Jason Horowitz wants to know who John McCain really is. That’s easy. I answered it here in the most vicious article I have ever written. I don’t know what moved me to write it, and I suspected at the time that I might live to deeply regret writing it. As it turns out, I have absolutely no regrets. If anything, I went way too easy on that man.
A mere eight days later, McCain selected Sarah Palin as his running mate. To say that my opinion of McCain deteriorated further at that point would be an understatement bigger that the Solar System.
Build the Dang Fence.
John who?
POW.
POS.
But not POTUS.
BWA HA HA HA HA HA
I remember reading that article. It struck me because I had been puzzled by that monument in Hanoi several years before, and had no idea what it was about until reading about it here.
I think you took it easy on McCain.
Mr McCain was a Lt. Cdr when he was shot down. I have read other places that he lost 5 naval aircraft, not including the one on the Forrestal.
Maybe he got through the Academy because his dad (who I met) and his granddad were 4-star admirals.
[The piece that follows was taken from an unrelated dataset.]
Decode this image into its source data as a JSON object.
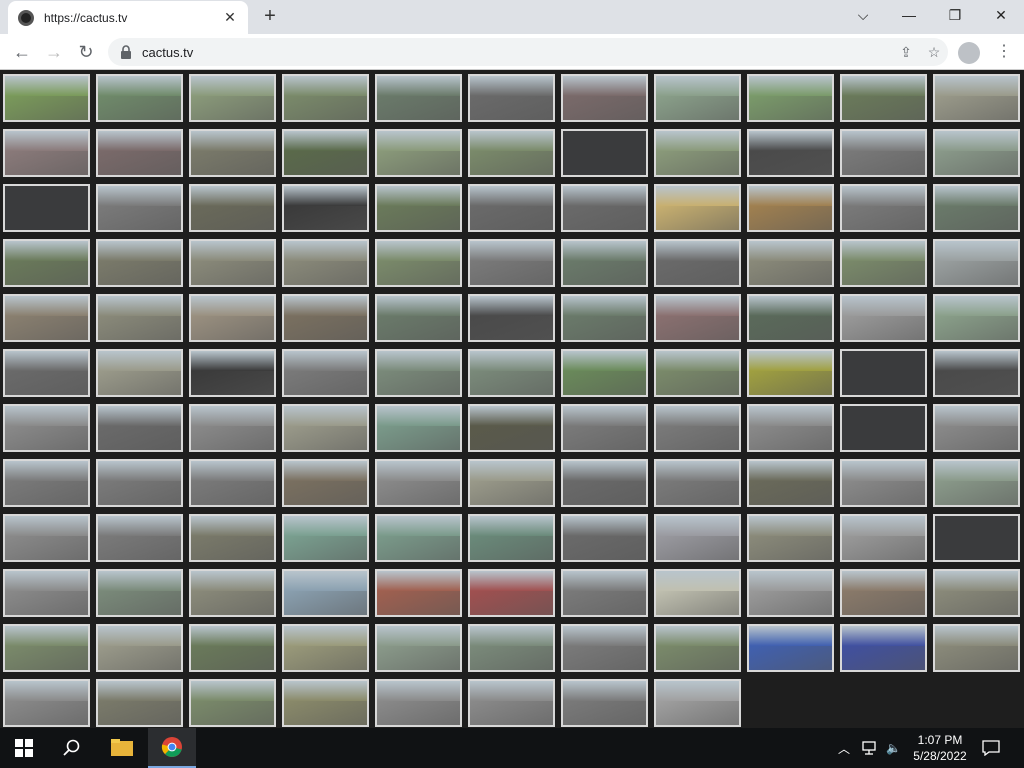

I regarded him somewhat positively, until he caved in the 2000 primary season. Now I regard him as a grumpy, mean old man.
My father was a POW in WWII. (Unlike many men from wars, my father did talk about those experiences and as he learned to be Human during those years. The stories remain potent parables for us.)
Years ago, we watched a documentary on PBS with interviews from Viet Nam POWs. He could read from their expressions the underlying feelings of the men and read the signs of comradeship of the imprisoned soldiers. Discussing the film afterwards my father bluntly said: “McCain was not liked by his fellow prisoners. He wasn’t caring or trustworthy in the group…and not because he was injured.”
My father’s stories of prison camp centered around this understanding: Prisons (of any kind) make you more or less Human by heightening empathy or defying empathy. My father watched many men rise to great levels of Human empathy that guided their future lives. But some other men simply developed a pronounced self-important “user and taker” mentality out of the experience.
I seem to be the only one who shocked that the campaign made a treacly love-story film to show at the convention about how McCain met and fell in love with his second wife.
When they talked about seeing each other at the officer’s club party, I asked the screen, “Was he wearing his wedding ring?”
Who?
POW.
POS.
Re-reading that old piece about McCain made me wasn’t to live again. Politically speaking, of course.